Only Adler, who led the Ethical movement forcefully until his death in 1933, has been previously and now extensively studied. The other four and their dates of full acceptance into the Fraternity of Ethical Teachers are: William M. Salter of Chicago (1883-1907), S. Burns Weston of Philadelphia (1885-1934), Walter L. Sheldon of St. Louis (1886-1907), and Stanton Coit of London (1886-1944).
The metaphysical independence of ethics, in the neo-Kantian sense for Adler and a more generally Idealistic sense for the other four, was often mistaken by people both in and out of the Ethical movement, and even by some professional philosophers and critics, as a claim of exemption for ethics from metaphysics or intellectual grounding. It is the intent of these philosophical biographies to show how this first generation of Ethical leaders remained relatively faithful to Adler’s stated principles, carrying them consistently through the second quarter-century and second generation of Ethical leadership.
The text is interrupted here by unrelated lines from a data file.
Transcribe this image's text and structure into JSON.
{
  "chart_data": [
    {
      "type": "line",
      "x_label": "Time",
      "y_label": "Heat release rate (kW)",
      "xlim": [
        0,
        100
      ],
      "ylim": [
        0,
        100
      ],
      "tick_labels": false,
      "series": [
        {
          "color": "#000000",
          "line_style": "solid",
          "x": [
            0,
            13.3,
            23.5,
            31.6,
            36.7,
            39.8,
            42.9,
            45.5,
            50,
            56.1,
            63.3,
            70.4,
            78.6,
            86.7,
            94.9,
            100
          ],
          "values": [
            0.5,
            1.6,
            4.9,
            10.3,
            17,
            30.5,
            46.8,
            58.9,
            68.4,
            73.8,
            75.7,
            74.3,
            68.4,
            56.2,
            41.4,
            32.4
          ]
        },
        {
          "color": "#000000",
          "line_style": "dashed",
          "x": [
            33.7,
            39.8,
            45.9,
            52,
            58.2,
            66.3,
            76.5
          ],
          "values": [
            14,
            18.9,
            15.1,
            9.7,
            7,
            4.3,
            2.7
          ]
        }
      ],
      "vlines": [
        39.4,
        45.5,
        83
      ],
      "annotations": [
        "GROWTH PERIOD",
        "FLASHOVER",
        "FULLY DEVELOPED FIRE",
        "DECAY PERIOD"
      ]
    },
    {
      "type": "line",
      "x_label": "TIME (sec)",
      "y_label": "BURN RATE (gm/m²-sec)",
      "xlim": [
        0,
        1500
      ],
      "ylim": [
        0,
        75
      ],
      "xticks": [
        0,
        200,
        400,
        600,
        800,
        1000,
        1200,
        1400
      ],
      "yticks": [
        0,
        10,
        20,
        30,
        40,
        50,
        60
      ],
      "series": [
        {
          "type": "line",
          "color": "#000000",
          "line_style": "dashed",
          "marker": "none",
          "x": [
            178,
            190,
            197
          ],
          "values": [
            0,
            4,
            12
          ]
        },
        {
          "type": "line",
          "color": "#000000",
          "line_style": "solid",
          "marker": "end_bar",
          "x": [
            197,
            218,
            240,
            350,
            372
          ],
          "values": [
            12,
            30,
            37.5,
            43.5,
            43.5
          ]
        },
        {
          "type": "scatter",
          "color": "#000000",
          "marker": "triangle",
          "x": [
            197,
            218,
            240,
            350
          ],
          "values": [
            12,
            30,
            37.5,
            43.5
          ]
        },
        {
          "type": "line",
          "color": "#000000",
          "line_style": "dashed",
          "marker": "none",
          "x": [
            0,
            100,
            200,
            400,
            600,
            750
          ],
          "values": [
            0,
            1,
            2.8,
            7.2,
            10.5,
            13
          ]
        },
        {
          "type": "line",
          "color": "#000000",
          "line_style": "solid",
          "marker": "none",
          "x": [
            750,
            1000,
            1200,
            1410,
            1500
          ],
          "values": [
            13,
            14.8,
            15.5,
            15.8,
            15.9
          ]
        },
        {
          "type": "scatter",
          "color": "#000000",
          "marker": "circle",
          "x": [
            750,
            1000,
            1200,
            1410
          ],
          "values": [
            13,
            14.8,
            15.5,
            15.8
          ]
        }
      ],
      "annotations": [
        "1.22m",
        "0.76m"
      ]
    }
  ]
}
A brief appraisal is given to the philosophic sources and sanctions of the third, fourth, and even the new fifth quarter-century or generation of Ethical leadership. In the third generation, a gradual and uneven transition was made from the independence of ethics sanctioned by philosophic Idealism, to independence understood and sanctioned as naturalism or scientific humanism. At the start of the fifth quarter-century or generation (1976-2001), a shift “back” to Adler’s original sanctions is claimed, but more in terms of existentialism and the new (non-rationalistic) mysticism.